А что будет, если выскочат вдогонку немцы, ворвутся сюда на плечах наших? Нет, так не пойдет!
Посылаю Лысанку карьером, в полминуты обгоняю бегущих. Осадив коня, поворачиваюсь им навстречу. Тяжело дыша, подбегают передние.
— Стой! — резко кричу я.
Безотказно действует укоренившийся рефлекс дисциплины. Послушные приказу, бойцы остановились.
— Не убегать! Будем отходить, как положено солдатам. Заев, почему допустил такой кабак?
Заев шагает ко мне. Шумно отдуваясь, произносит:
— Нас, товарищ комбат, прикрывают пулеметчики… Я думал, что…
— Где уж тут думать, если бежишь как угорелый! Отходи повзводно! Управляй!
— Есть! — гаркает Заев.
И тотчас командует:
— Всем разобраться! Первый взвод, стройся! Второй и третий, прикрывать отход! Разомкнись! Шире… Еще шире…
Подняв жилистый кулак. Заев грозно командует:
— Шагом…
И рявкает:
— Марш!
Где в такую минуту мое место? Если пойду впереди — вдруг задние не выдержат, вновь побегут, смутят других… Отъезжаю к небольшой выпучине, соскакиваю с седла, приказываю Синченко вести лошадей в лес, взбираюсь на бугорок. Теперь меня видно отовсюду.
Сотни цветных мух по-прежнему носятся над двумя цепочками людей, удаляющихся скорым шагом, снуют между фигурами. Внезапно мне делается страшно: наверное, сейчас немцы снесут полвзвода. Нет, все целы, идут, пуля пока никого не тронула.
Поднялась, пошла еще одна шеренга.
Заев тоже высмотрел для себя горбик, взбежал на него и, грозно уперев сжатые кулаки в бока — по-русски это говорится «руки в боки», — молча наблюдает, как отходит рота.
Наконец и он, покосившись на меня, покидает свою вышку, уходит, вышагивая длинными ногами, с последней цепью роты.
Возле меня задержался лишь Бозжанов. Слышу его голос:
— Товарищ комбат, сойдите. Тут очень опасно.
Отвечаю:
— Можешь уходить… Тебе никто не велел здесь оставаться.
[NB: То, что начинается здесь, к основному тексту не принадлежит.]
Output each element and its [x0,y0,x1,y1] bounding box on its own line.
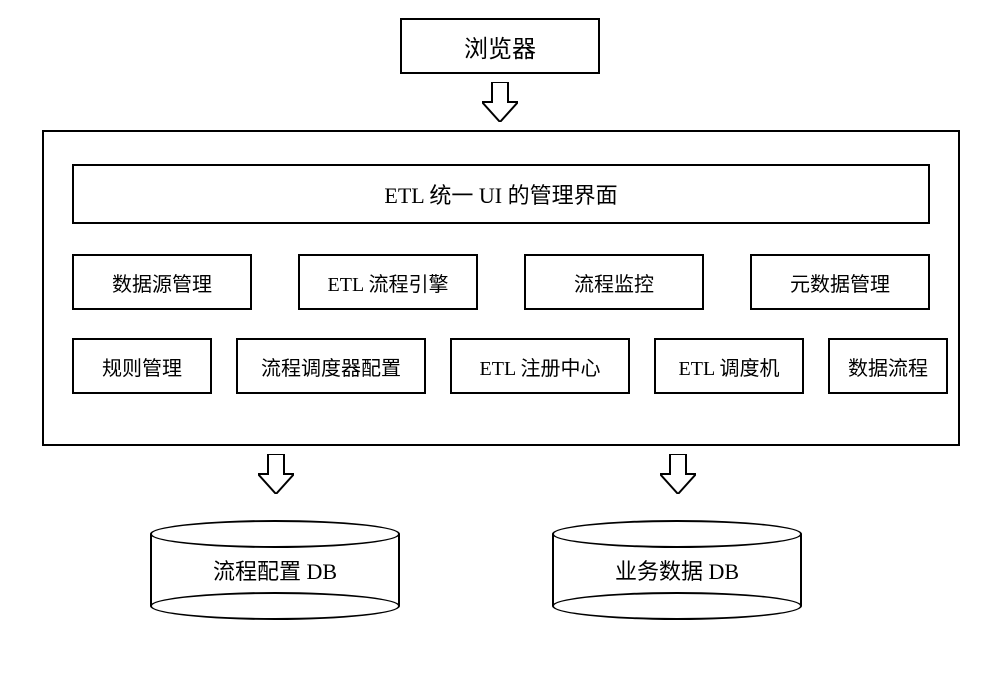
diagram-canvas: 浏览器 ETL 统一 UI 的管理界面 数据源管理 ETL 流程引擎 流程监控 … [0,0,1000,681]
node-label: 流程调度器配置 [261,352,401,381]
node-scheduler-config: 流程调度器配置 [236,338,426,394]
arrow-main-to-db-left [258,454,294,494]
node-etl-scheduler: ETL 调度机 [654,338,804,394]
node-db-right-label: 业务数据 DB [615,554,739,586]
node-label: 数据源管理 [112,268,212,297]
node-db-right: 业务数据 DB [552,520,802,620]
node-data-flow: 数据流程 [828,338,948,394]
node-label: 数据流程 [848,352,928,381]
node-browser-label: 浏览器 [464,29,536,64]
node-label: 流程监控 [574,268,654,297]
node-etl-registry: ETL 注册中心 [450,338,630,394]
node-metadata-mgmt: 元数据管理 [750,254,930,310]
node-label: 规则管理 [102,352,182,381]
arrow-browser-to-main [482,82,518,122]
node-datasource-mgmt: 数据源管理 [72,254,252,310]
node-db-left: 流程配置 DB [150,520,400,620]
node-rule-mgmt: 规则管理 [72,338,212,394]
node-label: 元数据管理 [790,268,890,297]
node-label: ETL 流程引擎 [328,268,449,297]
node-label: ETL 注册中心 [480,352,601,381]
node-label: ETL 调度机 [679,352,780,381]
node-ui-bar: ETL 统一 UI 的管理界面 [72,164,930,224]
node-browser: 浏览器 [400,18,600,74]
node-etl-flow-engine: ETL 流程引擎 [298,254,478,310]
node-ui-bar-label: ETL 统一 UI 的管理界面 [384,178,617,210]
node-db-left-label: 流程配置 DB [213,554,337,586]
arrow-main-to-db-right [660,454,696,494]
node-flow-monitor: 流程监控 [524,254,704,310]
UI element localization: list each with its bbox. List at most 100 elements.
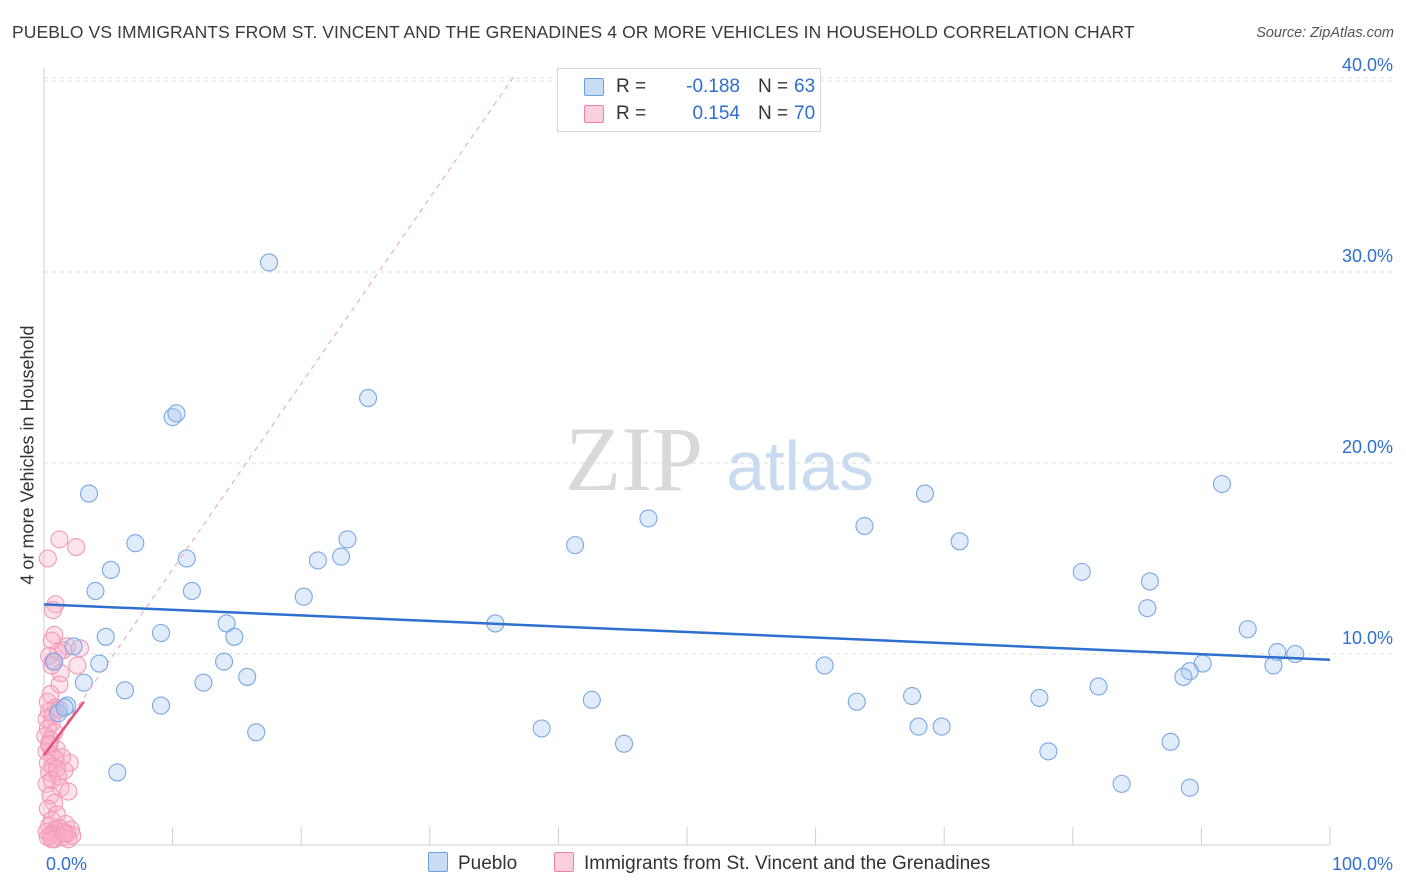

Нет, Бозжанов меня не оставляет. По широкому лицу пробегает тень обиды, но тотчас же он забывает о задетом самолюбии: глаза-щелочки сторожко окидывают местность.
Мы видим: на пастбище с другого края выносится рота Филимонова. Она тоже валит скопом, потеряв порядок. Иные бойцы далеко обогнали командира. Вон он, подтянутый, поджарый Филимонов, легко, будто без усилий, бежит в гурьбе солдат. Заметил меня, с маху остановился. Его обходят, обтекают. Но уже приметили комбата.
Те, что разогнались, вышли вперед, замедляют бег. Филимонов повелительно командует, рота почти враз ложится; бойцы перебежками занимают места в своих отделениях, во взводах, поворачиваются лицом к пулям.
…По выгону, вслед роте Заева, отходят раненые. Выстрелы, свист пуль, нервные окрики возницы горячат коней; пристяжная то и дело норовит перейти на рысь.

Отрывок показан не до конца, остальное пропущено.